A proposta apresentada pela autarquia da Sertã ao Ministério da Saúde é a de utilizar o valor dos 629 mil euros, de fundos do Portugal 2020 destinados a obras de requalificação, para a construção do edifício novo aos quais se juntariam outros fundos do FEDER e depois a autarquia assumiria a recuperação e adaptação do atual edifício para ali instalar uma Unidade de Cuidados Continuados.

(Foto: mediotejo.net)
O Centro de Saúde da Sertã voltou a ser um tema quente em discussão na última reunião do executivo camarário (Foto: mediotejo.net)

O vereador Vítor Cavalheiro (PS) dirigiu-se ao presidente da autarquia questionando “se acha que aquele edifício não é possível requalificar para Centro de Saúde, então e é possível adaptá-lo para lá funcionar uma Unidade de Cuidados Continuados” e acrescentou que “adaptar aquele edifício para Unidade de Cuidados Continuados é completamente diferente de adaptar o edifício para Centro de Saúde”.

Vítor Cavalheiro (PS) reconheceu que o atual Centro de Saúde precisa de obras, “que não tem uma projeto e construção brilhante” mas defende a sua manutenção naquele sítio devido à localização que tem e que é mais benéfica para a população.

Ao mediotejo.net, José Farinha Nunes explicou a sua posição ao defender a construção de um novo edifício para o centro de saúde dizendo que “no final dos trabalhos de requalificação do atual edifício, terá os mesmos custos de um novo e por isso é que eu acho preferível fazer um novo porque praticamente vão gastar a mesma quantia, fica um novo e a autarquia por administração direta faz a requalificação e adaptação a unidade de cuidados continuados, por exemplo, ou para outro fim, daquele centro de saúde porque aí podíamos andar um ano, não havia trabalhos a mais, não há uma série de custos que, de outra forma poderá haver, se for uma empresa chega lá e não estão previstas determinadas intervenções e leva o que entender que deve de levar sem controlo, há uma derrapagem muito grande e se formos nós a fazer essa adaptação isso já não acontece”.

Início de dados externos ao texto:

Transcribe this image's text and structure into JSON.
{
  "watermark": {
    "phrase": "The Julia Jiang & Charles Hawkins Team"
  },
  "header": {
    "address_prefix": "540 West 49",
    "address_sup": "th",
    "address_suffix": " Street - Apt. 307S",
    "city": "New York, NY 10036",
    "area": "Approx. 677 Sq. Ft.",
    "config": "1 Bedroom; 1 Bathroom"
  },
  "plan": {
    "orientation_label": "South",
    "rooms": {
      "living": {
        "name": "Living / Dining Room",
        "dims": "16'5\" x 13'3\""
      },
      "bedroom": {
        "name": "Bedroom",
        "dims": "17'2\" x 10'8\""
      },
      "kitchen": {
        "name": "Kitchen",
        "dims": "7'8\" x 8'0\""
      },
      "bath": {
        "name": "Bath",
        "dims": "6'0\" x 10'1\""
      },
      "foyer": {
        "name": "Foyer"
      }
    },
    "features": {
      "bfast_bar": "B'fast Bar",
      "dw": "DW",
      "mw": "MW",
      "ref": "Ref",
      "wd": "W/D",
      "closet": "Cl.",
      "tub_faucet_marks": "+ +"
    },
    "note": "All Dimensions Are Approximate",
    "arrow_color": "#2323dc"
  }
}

José Farinha Nunes refere que, depois de construído o novo centro de saúde, a autarquia assume a adaptação do atual edifício e salienta que “para o Ministério da Saúde é preferível porque fica com dois edifícios, um novo e outro praticamente novo adaptado a cuidados continuados que também pertencem à saúde”. “Nós estamos a comparticipar com o terreno e com o projeto do novo centro de saúde e com a requalificação do atual centro de saúde que são cerca de 600/700 mil euros”, reforçou o autarca.

A autarquia aguarda agora pela decisão do Ministério do Saúde que irá definir se se requalifica o atual edifício do Centro de Saúde ou se é para avançar com a construção de um novo.